Dopo una prima ondata di forti, diffuse, perplessità e un successivo momento di silenzio, è tornato di grande attualità il tema del canone Rai, introdotto all’interno della bolletta elettrica con la Legge di Stabilità 2016. L’interesse è stato ridestato da alcune dichiarazioni del Premier, Matteo Renzi, che avrebbe annunciato di voler ridurre ulteriormente l’importo del canone per il prossimo anno.
Nel 2015 l’importo dovuto (113,50 euro) ha generato entrate per 1,637 miliardi di euro, dei quali quasi il 94% proviene dalle utenze private (le famiglie), circa il 5% da quelle speciali (esercizi pubblici, in locali aperti al pubblico o comunque fuori dell’ambito familiare) e poco meno del 2% dalla riscossione coattiva dei canoni degli anni precedenti.
La maggior parte dei Paesi prevede il pagamento di un canone per il mantenimento della televisione pubblica; tra quelli con cui si è soliti rapportarsi solo la Spagna non risulta allineata, non essendo finanziata da uno specifico canone.
Confrontando il canone italiano con quello di diversi Paesi, ci si rende conto che l’importo dovuto, per quanto più contenuto rispetto ad altri, non è uno dei più bassi in assoluto, infatti, la Francia e l’Austria seguono con scarso distacco. Il primato per l’importo più elevato è detenuto da due dei tre Paesi scandinavi, Norvegia e Danimarca, rispettivamente 364 euro e 327 euro, mentre la Finlandia risulta aver eliminato l’imposta sul possesso del televisore.

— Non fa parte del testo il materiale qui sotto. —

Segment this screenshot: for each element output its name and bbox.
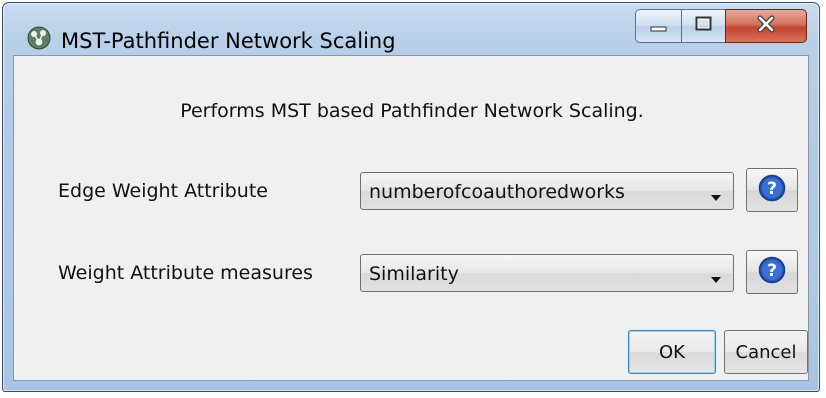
maximize-button[interactable] xyxy=(681,9,725,43)
chevron-down-icon xyxy=(709,187,723,206)
title-bar[interactable]: MST-Pathfinder Network Scaling xyxy=(3,3,819,53)
edge-weight-attribute-label: Edge Weight Attribute xyxy=(58,180,268,202)
weight-attribute-measures-select[interactable]: Similarity xyxy=(360,254,734,292)
cytoscape-icon xyxy=(27,26,51,50)
dialog-window: MST-Pathfinder Network Scaling Performs … xyxy=(2,2,820,392)
ok-button[interactable]: OK xyxy=(628,330,716,374)
weight-attribute-measures-value: Similarity xyxy=(369,263,459,285)
weight-measures-help-button[interactable]: ? xyxy=(746,250,798,294)
chevron-down-icon xyxy=(709,269,723,288)
description-text: Performs MST based Pathfinder Network Sc… xyxy=(180,100,644,122)
minimize-icon xyxy=(649,17,669,36)
minimize-button[interactable] xyxy=(635,9,681,43)
edge-weight-attribute-select[interactable]: numberofcoauthoredworks xyxy=(360,172,734,210)
help-icon: ? xyxy=(758,174,786,206)
window-controls xyxy=(635,9,807,45)
cancel-button[interactable]: Cancel xyxy=(724,330,808,374)
svg-text:?: ? xyxy=(767,179,777,199)
svg-text:?: ? xyxy=(767,261,777,281)
close-button[interactable] xyxy=(725,9,807,43)
edge-weight-help-button[interactable]: ? xyxy=(746,168,798,212)
dialog-content: Performs MST based Pathfinder Network Sc… xyxy=(13,55,809,381)
maximize-icon xyxy=(695,16,713,36)
edge-weight-attribute-value: numberofcoauthoredworks xyxy=(369,181,625,203)
close-icon xyxy=(756,15,776,37)
weight-attribute-measures-label: Weight Attribute measures xyxy=(58,262,313,284)
window-title: MST-Pathfinder Network Scaling xyxy=(61,29,396,53)
help-icon: ? xyxy=(758,256,786,288)
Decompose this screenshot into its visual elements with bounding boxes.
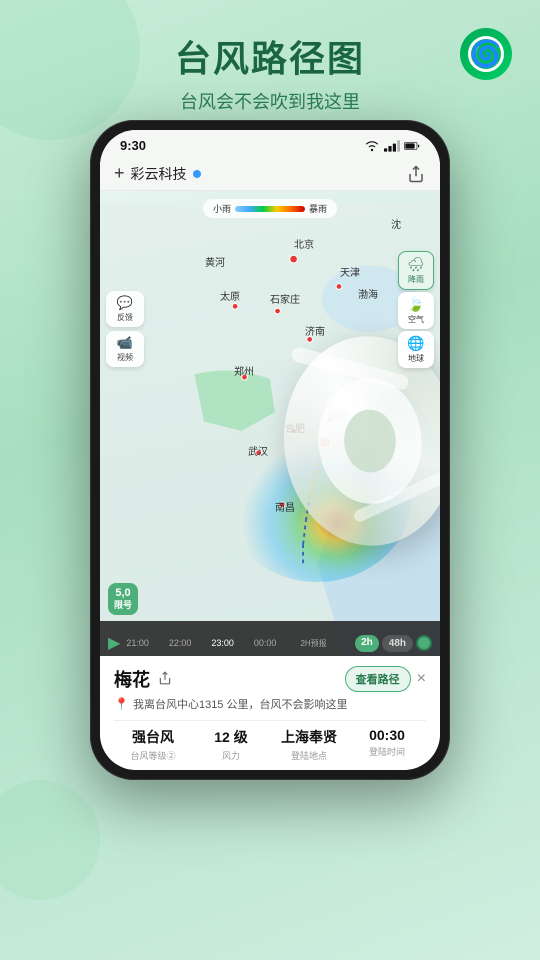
stat-time-label: 登陆时间 — [348, 745, 426, 758]
city-zhengzhou: 郑州 — [234, 363, 254, 378]
leaf-icon: 🍃 — [400, 296, 432, 313]
stat-wind-value: 12 级 — [192, 727, 270, 747]
legend-bar — [235, 206, 305, 212]
stat-level: 强台风 台风等级② — [114, 727, 192, 762]
stat-level-label: 台风等级② — [114, 749, 192, 762]
page-title: 台风路径图 — [0, 30, 540, 82]
timeline-report-label: 2H预报 — [300, 638, 326, 649]
rain-light-label: 小雨 — [213, 202, 231, 215]
stats-grid: 强台风 台风等级② 12 级 风力 上海奉贤 登陆地点 00:30 — [114, 720, 426, 762]
rain-heavy-label: 暴雨 — [309, 202, 327, 215]
time-2h-btn[interactable]: 2h — [355, 635, 379, 652]
nav-brand-label: 彩云科技 — [131, 164, 187, 184]
phone-screen: 9:30 — [100, 130, 440, 770]
play-button[interactable]: ▶ — [108, 633, 120, 653]
timeline-time-3: 23:00 — [211, 638, 234, 649]
city-bohai: 渤海 — [358, 286, 378, 301]
typhoon-spiral-icon — [468, 36, 504, 72]
typhoon-logo — [460, 28, 512, 80]
feedback-icon: 💬 — [108, 295, 142, 311]
left-panel: 💬 反馈 📹 视频 — [106, 291, 144, 367]
stat-wind: 12 级 风力 — [192, 727, 270, 762]
timeline-time-1: 21:00 — [126, 638, 149, 649]
bottom-top-row: 梅花 查看路径 × — [114, 666, 426, 692]
wifi-icon — [364, 140, 380, 152]
location-row: 📍 我离台风中心1315 公里，台风不会影响这里 — [114, 696, 426, 712]
time-48h-btn[interactable]: 48h — [382, 635, 413, 652]
rain-legend: 小雨 暴雨 — [203, 199, 337, 218]
time-buttons: 2h 48h — [355, 635, 432, 652]
stat-place-label: 登陆地点 — [270, 749, 348, 762]
timeline-time-4: 00:00 — [254, 638, 277, 649]
nav-share-button[interactable] — [406, 164, 426, 184]
city-shen: 沈 — [391, 216, 401, 231]
phone-mockup: 9:30 — [90, 120, 450, 780]
city-beijing: 北京 — [294, 236, 314, 251]
typhoon-name-row: 梅花 — [114, 666, 172, 692]
rain-icon: 🌧 — [401, 256, 431, 273]
feedback-btn[interactable]: 💬 反馈 — [106, 291, 144, 327]
battery-icon — [404, 140, 420, 152]
stat-level-value: 强台风 — [114, 727, 192, 747]
nav-bar: + 彩云科技 — [100, 157, 440, 191]
bg-decor-circle-bl — [0, 780, 100, 900]
close-button[interactable]: × — [417, 670, 426, 688]
location-text: 我离台风中心1315 公里，台风不会影响这里 — [133, 696, 348, 712]
typhoon-share-icon[interactable] — [158, 671, 172, 688]
status-bar: 9:30 — [100, 130, 440, 157]
nav-plus-icon[interactable]: + — [114, 163, 125, 184]
sidebar-earth-btn[interactable]: 🌐 地球 — [398, 331, 434, 368]
page-subtitle: 台风会不会吹到我这里 — [0, 88, 540, 114]
globe-icon: 🌐 — [400, 335, 432, 352]
stat-time-value: 00:30 — [348, 727, 426, 743]
nav-location-dot — [193, 170, 201, 178]
city-tianjin: 天津 — [340, 264, 360, 279]
status-icons — [364, 140, 420, 152]
video-icon: 📹 — [108, 335, 142, 351]
timeline-time-2: 22:00 — [169, 638, 192, 649]
signal-icon — [384, 140, 400, 152]
right-sidebar: 🌧 降雨 🍃 空气 🌐 地球 — [398, 251, 434, 368]
stat-place: 上海奉贤 登陆地点 — [270, 727, 348, 762]
city-wuhan: 武汉 — [248, 443, 268, 458]
live-indicator — [416, 635, 432, 651]
status-time: 9:30 — [120, 138, 146, 153]
stat-wind-label: 风力 — [192, 749, 270, 762]
view-path-button[interactable]: 查看路径 — [345, 666, 411, 692]
stat-place-value: 上海奉贤 — [270, 727, 348, 747]
stat-time: 00:30 登陆时间 — [348, 727, 426, 762]
typhoon-name: 梅花 — [114, 666, 150, 692]
city-taiyuan: 太原 — [220, 288, 240, 303]
scale-badge: 5,0 限号 — [108, 583, 138, 615]
video-btn[interactable]: 📹 视频 — [106, 331, 144, 367]
map-area[interactable]: 北京 天津 沈 渤海 黄河 石家庄 太原 — [100, 191, 440, 671]
city-shijiazhuang: 石家庄 — [270, 291, 300, 306]
timeline-labels: 21:00 22:00 23:00 00:00 2H预报 — [126, 638, 349, 649]
city-huanghe: 黄河 — [205, 254, 225, 269]
header-area: 台风路径图 台风会不会吹到我这里 — [0, 30, 540, 114]
sidebar-air-btn[interactable]: 🍃 空气 — [398, 292, 434, 329]
sidebar-rain-btn[interactable]: 🌧 降雨 — [398, 251, 434, 290]
bottom-panel: 梅花 查看路径 × 📍 我离台风中心1315 公里，台风不会影 — [100, 656, 440, 770]
location-pin-icon: 📍 — [114, 697, 129, 711]
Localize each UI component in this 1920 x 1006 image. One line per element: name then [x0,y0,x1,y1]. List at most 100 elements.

La discrepanza tra importi è in parte giustificabile con le diverse modalità di gestione delle reti televisive pubbliche, vi è infatti, chi ha optato per entrate miste provenienti dal pagamento del canone e dalla pubblicità, chi ha completamente abolito quest’ultima componente e chi ha deciso di limitarne il passaggio a determinati giorni, orari e programmi.